A new genre of monumental statues of Hindu deities is proliferating across India and its diaspora, merging tourism with the new public role of Hinduism. In the journal Current Anthropology (February), Kajri Jain writes that these giant-sized statues have been increasingly appearing since the 1990s, aided by the growth of automobile use and tourism. The erection of huge statues in India has ancient lineages, going back to the colossal rock-cut statues of Buddha and Jain of the second and sixth centuries and medieval period, respectively. But Kajri Jain writes that the modern revived phenomenon is partly a Hindu response to take back public space after Dalit (or untouchable) and Buddhist statues and monuments started going up to challenge the caste system and press for social inclusion. Despite the secular entertainment and political value of these newer statues, they also have strong Hindu links, “confounding any sequential narrative of progress or transformation from the religious to the secular.”

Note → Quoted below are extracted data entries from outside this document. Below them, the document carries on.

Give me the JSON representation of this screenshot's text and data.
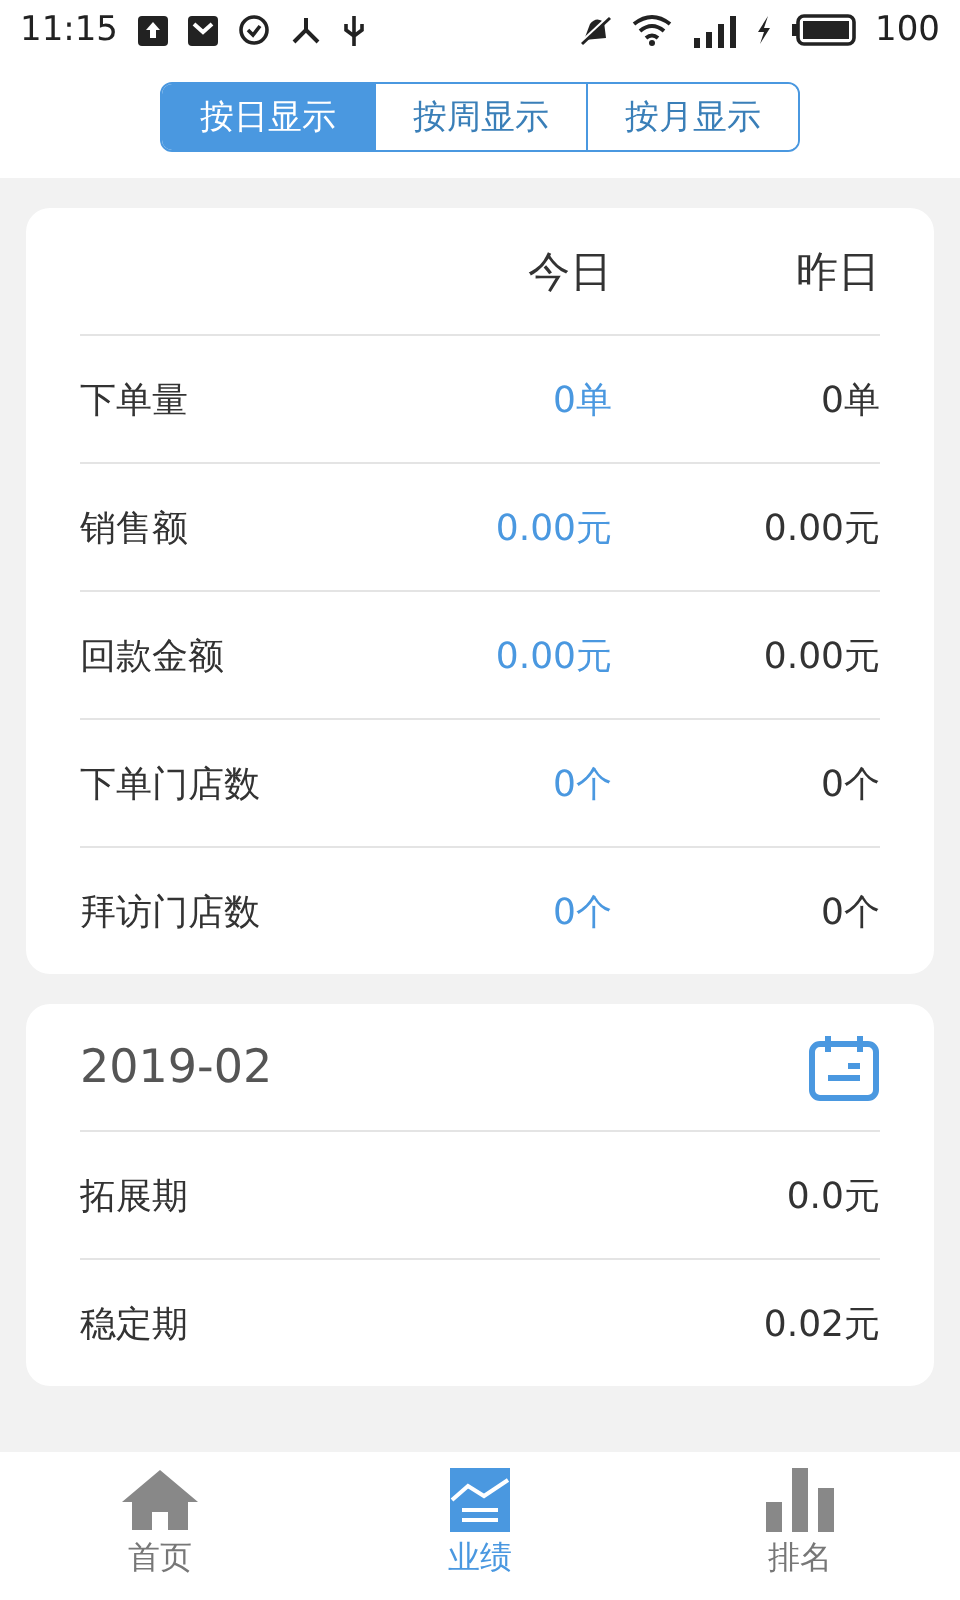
{
  "status_bar": {
    "time": "11:15",
    "battery": "100"
  },
  "segments": [
    {
      "label": "按日显示",
      "selected": true
    },
    {
      "label": "按周显示",
      "selected": false
    },
    {
      "label": "按月显示",
      "selected": false
    }
  ],
  "summary": {
    "columns": [
      "今日",
      "昨日"
    ],
    "rows": [
      {
        "label": "下单量",
        "today": "0单",
        "yesterday": "0单"
      },
      {
        "label": "销售额",
        "today": "0.00元",
        "yesterday": "0.00元"
      },
      {
        "label": "回款金额",
        "today": "0.00元",
        "yesterday": "0.00元"
      },
      {
        "label": "下单门店数",
        "today": "0个",
        "yesterday": "0个"
      },
      {
        "label": "拜访门店数",
        "today": "0个",
        "yesterday": "0个"
      }
    ]
  },
  "monthly": {
    "month": "2019-02",
    "rows": [
      {
        "label": "拓展期",
        "value": "0.0元"
      },
      {
        "label": "稳定期",
        "value": "0.02元"
      }
    ]
  },
  "tab_bar": [
    {
      "label": "首页",
      "kind": "home",
      "selected": false
    },
    {
      "label": "业绩",
      "kind": "chart",
      "selected": true
    },
    {
      "label": "排名",
      "kind": "bars",
      "selected": false
    }
  ]
}
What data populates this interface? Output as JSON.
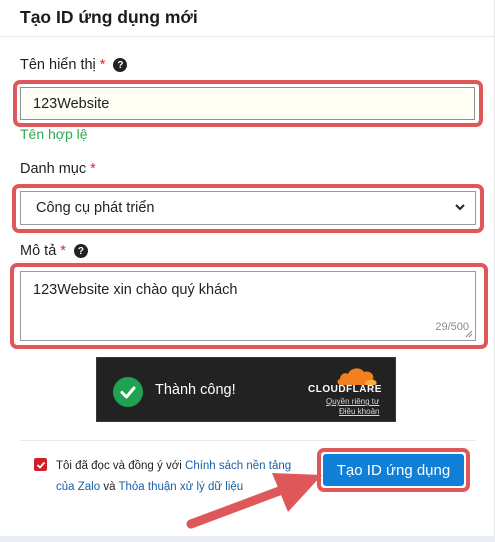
{
  "dialog": {
    "title": "Tạo ID ứng dụng mới"
  },
  "display_name": {
    "label": "Tên hiển thị",
    "required_mark": "*",
    "help_glyph": "?",
    "value": "123Website",
    "validation": "Tên hợp lệ"
  },
  "category": {
    "label": "Danh mục",
    "required_mark": "*",
    "selected": "Công cụ phát triển"
  },
  "description": {
    "label": "Mô tả",
    "required_mark": "*",
    "help_glyph": "?",
    "value": "123Website xin chào quý khách",
    "counter": "29/500"
  },
  "captcha": {
    "status": "Thành công!",
    "brand": "CLOUDFLARE",
    "privacy_link": "Quyền riêng tư",
    "terms_link": "Điều khoản"
  },
  "agreement": {
    "checked": true,
    "text_before": "Tôi đã đọc và đồng ý với",
    "link1": "Chính sách nền tảng của Zalo",
    "text_middle": "và",
    "link2": "Thỏa thuận xử lý dữ liệu"
  },
  "submit": {
    "label": "Tạo ID ứng dụng"
  },
  "colors": {
    "highlight": "#e0575a",
    "primary": "#0f7fd8",
    "valid": "#2fa84f",
    "required": "#e0262c",
    "cloudflare_orange": "#f38020"
  }
}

These statues, such as the 108-foot Shiva completed in 2011 and part of a “one-stop Shiva” shopping complex, are tied into circuits connecting “public welfare, religious patronage and the private capital of the family firm,” Jain writes. In the case of the many Shiva statues, they have been incorporated into existing Shiva pilgrimage routes in the north and south of the country now accessible by car. For example, Bangalore-based financial tycoon R. N. Shetty has established control of his small coastal town as well as its temple, building a 123-foot Shiva near his golf club that creates a “circuit between tourism-led development and religious legitimation,” she adds. In one sense the location, size, and visibility of these giant statues overcome the limits of caste and religion, “offering a panoply of innovative forms of ritual participation,” even as they serve to exclude non-Hindus more consistently than annual religious festivals and “enable a host of new actors to participate in religious-cum-developmental patronage and gain social or political status to match their economic wealth or access to resources.”